Fraude no INSS: ex-presidente recebia mesada de R$ 250 mil
A Polícia Federal (PF) concluiu que Alessandro Stefanutto, ex-presidente do Instituto Nacional do Seguro Social (INSS), recebeu propinas recorrentes em dinheiro vivo, Pix e cheques para facilitar fraudes em benefícios previdenciários. As investigações apontam que Stefanutto, conhecido como "Italiano", recebia uma mesada de R$ 250 mil, coordenada por membros da Confederação Nacional dos Agricultores Familiares e Empreendedores Rurais (Conafer).
Esquema de corrupção e descontos ilegais
De acordo com a PF, os pagamentos indevidos eram monitorados por meio de conversas entre Stefanutto e representantes da Conafer, entidade que realizava descontos ilegais nos benefícios dos aposentados. As transações incluíam depósitos em contas bancárias, transferências via Pix e entregas de dinheiro em espécie. A investigação faz parte da Operação "Tudo Nosso", que apura desvios de recursos públicos no INSS.
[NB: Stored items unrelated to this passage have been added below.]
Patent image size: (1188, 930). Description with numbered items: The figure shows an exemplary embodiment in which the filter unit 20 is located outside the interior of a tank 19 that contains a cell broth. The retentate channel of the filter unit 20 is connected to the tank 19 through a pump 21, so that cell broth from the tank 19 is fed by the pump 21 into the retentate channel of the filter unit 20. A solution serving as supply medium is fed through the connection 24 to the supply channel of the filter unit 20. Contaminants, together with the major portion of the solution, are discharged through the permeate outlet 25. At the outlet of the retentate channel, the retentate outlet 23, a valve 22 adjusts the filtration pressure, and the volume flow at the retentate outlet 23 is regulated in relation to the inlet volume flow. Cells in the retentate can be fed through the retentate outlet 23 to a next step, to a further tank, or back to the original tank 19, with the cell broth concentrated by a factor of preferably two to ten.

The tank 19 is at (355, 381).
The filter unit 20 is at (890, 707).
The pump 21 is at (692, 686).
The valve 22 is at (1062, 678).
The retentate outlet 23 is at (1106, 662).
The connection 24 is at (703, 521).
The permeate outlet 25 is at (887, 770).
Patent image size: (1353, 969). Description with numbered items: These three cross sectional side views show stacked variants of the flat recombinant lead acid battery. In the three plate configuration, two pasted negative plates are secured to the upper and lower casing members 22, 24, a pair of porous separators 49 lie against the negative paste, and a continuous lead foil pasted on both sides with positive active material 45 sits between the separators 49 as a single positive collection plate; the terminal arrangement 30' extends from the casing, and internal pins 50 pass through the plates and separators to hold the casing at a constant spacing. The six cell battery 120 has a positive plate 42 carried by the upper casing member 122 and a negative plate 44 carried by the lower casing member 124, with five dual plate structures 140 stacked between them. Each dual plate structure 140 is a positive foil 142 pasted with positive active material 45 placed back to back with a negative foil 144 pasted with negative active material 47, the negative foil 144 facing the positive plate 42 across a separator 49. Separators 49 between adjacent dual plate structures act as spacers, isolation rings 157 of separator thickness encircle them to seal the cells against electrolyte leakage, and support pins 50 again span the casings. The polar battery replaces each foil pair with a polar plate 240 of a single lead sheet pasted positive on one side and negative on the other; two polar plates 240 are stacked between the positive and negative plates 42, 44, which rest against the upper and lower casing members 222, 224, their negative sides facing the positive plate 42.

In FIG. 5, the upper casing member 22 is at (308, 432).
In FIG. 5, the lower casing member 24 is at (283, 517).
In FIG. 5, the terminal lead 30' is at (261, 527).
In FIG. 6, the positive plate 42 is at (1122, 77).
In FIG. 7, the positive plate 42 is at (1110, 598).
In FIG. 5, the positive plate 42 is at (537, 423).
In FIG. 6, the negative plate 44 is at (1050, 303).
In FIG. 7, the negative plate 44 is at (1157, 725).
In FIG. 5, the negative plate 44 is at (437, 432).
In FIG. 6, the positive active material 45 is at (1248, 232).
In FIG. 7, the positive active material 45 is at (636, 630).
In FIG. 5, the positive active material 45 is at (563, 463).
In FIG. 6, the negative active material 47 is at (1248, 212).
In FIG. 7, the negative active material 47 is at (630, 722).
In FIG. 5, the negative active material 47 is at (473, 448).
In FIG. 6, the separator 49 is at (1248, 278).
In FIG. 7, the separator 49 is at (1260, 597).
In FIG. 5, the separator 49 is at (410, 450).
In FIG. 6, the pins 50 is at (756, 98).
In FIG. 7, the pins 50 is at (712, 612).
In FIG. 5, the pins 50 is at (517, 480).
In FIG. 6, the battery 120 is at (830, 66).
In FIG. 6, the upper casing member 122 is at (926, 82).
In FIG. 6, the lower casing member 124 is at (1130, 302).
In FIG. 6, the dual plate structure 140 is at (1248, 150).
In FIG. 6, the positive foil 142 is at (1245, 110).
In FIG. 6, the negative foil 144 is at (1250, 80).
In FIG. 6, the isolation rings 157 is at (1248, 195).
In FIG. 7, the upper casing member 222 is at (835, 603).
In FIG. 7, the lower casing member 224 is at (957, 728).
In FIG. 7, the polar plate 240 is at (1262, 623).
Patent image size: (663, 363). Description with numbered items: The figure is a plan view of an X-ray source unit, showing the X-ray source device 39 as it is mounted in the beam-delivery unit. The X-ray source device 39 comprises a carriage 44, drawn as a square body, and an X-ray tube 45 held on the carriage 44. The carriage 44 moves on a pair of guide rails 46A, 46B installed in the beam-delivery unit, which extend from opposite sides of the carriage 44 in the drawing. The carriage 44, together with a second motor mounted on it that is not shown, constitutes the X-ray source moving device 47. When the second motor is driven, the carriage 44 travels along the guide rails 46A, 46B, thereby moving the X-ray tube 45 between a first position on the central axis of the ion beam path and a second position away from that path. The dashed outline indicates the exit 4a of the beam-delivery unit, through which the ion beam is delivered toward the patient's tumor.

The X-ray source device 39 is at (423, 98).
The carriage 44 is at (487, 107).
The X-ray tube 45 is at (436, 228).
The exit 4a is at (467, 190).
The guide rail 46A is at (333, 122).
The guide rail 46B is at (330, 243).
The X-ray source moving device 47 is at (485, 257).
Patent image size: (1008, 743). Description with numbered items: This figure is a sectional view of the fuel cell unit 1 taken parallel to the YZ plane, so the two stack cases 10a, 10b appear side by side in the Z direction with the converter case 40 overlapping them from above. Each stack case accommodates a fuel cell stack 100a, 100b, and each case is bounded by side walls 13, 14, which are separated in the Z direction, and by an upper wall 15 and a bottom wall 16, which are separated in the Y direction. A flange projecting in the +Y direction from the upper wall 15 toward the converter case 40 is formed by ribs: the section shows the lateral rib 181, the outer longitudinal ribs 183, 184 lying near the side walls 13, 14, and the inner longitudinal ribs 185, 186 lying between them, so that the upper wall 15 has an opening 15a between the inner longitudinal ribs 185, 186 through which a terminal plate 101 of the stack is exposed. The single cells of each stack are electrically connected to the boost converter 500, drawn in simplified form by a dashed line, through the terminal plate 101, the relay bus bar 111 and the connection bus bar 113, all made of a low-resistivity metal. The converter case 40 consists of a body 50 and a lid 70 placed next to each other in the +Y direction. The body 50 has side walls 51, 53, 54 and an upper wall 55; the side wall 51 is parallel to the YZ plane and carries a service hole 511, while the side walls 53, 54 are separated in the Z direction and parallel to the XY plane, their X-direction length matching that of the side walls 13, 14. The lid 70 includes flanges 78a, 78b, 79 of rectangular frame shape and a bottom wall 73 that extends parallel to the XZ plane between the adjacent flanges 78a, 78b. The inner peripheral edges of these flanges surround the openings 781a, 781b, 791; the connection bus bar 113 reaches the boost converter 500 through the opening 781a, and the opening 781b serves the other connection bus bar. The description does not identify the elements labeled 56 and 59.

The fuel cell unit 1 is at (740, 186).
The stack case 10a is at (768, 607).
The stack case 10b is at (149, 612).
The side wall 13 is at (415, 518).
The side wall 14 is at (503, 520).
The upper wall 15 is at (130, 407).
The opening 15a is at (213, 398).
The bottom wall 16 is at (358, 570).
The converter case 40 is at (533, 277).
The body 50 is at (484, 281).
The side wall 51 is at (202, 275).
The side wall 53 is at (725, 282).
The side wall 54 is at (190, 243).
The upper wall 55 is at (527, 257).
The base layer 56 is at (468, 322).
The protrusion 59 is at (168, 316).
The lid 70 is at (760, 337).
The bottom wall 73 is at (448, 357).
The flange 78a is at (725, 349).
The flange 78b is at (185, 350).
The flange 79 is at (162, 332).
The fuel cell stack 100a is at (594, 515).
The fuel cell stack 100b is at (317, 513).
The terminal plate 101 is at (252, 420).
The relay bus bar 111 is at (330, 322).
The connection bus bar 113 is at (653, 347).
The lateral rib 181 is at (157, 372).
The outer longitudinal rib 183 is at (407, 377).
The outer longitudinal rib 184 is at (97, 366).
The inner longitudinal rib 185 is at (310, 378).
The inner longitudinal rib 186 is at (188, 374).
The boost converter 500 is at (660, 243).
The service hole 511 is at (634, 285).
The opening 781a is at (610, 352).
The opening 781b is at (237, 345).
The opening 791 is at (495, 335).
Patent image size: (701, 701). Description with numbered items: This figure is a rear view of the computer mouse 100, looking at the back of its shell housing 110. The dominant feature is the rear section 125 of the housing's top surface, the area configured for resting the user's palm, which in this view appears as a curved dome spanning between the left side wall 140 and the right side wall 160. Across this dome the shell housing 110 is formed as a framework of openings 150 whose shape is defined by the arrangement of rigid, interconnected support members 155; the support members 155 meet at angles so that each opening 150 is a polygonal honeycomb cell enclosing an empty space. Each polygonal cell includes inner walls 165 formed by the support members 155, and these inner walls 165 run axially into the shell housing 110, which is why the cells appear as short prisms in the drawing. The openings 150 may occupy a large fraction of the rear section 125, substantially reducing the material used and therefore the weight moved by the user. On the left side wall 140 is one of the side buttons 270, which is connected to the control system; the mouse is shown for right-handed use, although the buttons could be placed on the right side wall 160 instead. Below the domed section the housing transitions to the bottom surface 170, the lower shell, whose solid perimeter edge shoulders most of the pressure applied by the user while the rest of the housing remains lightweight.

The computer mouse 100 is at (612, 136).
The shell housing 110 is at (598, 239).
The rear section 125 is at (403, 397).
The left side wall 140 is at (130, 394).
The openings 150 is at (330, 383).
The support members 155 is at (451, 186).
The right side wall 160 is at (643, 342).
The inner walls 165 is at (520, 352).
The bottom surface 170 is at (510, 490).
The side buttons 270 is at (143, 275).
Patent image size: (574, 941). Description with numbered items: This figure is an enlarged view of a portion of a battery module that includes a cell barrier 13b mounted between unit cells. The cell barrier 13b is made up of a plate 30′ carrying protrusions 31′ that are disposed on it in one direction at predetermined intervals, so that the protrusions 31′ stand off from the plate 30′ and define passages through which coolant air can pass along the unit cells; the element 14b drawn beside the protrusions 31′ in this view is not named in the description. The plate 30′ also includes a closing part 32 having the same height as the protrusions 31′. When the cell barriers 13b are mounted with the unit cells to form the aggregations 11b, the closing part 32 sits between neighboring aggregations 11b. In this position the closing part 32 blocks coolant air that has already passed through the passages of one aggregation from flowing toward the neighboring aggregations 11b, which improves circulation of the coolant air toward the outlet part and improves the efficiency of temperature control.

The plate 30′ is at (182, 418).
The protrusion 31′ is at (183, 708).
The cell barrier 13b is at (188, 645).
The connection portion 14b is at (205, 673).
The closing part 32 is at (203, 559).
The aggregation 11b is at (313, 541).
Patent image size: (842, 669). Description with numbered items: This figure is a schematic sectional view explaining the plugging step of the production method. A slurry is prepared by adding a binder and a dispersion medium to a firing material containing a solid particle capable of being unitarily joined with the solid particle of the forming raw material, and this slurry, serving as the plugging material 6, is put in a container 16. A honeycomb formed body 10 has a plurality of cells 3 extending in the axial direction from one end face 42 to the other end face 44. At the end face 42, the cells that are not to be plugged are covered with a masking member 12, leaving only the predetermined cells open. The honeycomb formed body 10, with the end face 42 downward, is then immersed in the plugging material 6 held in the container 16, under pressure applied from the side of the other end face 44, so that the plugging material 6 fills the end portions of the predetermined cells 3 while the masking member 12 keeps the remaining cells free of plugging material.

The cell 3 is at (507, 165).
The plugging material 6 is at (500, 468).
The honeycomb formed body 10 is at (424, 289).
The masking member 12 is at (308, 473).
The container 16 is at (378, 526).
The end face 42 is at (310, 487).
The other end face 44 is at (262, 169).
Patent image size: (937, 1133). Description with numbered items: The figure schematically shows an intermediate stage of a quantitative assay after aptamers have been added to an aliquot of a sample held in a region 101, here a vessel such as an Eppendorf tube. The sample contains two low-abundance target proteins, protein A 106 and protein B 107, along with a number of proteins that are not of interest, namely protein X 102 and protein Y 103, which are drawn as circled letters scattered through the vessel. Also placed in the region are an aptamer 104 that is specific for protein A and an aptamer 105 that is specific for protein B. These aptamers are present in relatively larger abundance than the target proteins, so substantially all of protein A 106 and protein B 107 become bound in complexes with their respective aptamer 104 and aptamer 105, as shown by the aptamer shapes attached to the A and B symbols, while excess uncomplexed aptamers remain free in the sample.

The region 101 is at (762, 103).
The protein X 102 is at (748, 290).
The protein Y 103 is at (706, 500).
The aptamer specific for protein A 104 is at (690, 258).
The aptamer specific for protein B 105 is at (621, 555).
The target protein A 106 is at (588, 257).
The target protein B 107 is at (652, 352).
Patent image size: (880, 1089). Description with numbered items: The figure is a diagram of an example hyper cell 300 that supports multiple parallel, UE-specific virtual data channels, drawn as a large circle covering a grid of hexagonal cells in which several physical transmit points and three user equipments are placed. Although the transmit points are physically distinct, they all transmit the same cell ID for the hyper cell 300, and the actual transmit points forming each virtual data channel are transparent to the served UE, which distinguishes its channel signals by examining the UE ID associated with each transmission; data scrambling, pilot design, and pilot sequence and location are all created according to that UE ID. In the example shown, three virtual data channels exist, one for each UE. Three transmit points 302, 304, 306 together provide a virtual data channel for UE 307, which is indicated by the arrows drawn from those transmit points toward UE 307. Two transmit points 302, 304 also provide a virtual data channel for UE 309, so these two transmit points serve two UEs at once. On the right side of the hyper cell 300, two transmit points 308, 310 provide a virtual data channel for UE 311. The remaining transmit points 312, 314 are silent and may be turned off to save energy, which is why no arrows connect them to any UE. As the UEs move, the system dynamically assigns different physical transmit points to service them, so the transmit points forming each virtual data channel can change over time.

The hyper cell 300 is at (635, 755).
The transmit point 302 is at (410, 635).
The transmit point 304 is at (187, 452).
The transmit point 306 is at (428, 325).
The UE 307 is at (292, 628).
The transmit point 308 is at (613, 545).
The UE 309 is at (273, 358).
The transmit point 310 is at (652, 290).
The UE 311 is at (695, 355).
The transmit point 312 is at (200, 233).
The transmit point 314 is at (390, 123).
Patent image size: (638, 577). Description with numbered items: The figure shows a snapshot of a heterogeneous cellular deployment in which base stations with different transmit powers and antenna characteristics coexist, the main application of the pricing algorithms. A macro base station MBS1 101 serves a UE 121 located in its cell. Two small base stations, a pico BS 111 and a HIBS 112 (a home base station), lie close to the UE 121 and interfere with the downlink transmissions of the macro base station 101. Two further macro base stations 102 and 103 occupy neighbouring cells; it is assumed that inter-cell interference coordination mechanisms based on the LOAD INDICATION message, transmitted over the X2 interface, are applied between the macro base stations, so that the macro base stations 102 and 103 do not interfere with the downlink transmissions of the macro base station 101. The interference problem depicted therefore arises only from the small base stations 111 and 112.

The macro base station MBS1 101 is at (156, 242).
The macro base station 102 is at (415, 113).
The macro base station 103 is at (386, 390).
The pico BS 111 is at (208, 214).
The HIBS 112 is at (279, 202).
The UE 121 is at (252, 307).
"As provas coletadas demonstram que Stefanutto atuava como facilitador de fraudes, recebendo vantagens indevidas em troca de agilizar processos e liberar benefícios irregulares", afirmou o delegado responsável pelo caso, em nota oficial.
Impacto e próximos passos
A PF estima que o esquema tenha causado prejuízo de milhões de reais aos cofres públicos. Stefanutto já foi indiciado por corrupção passiva, peculato e organização criminosa. A defesa do ex-presidente do INSS não se manifestou até o momento. O caso segue sob sigilo judicial, e novas fases da operação não estão descartadas.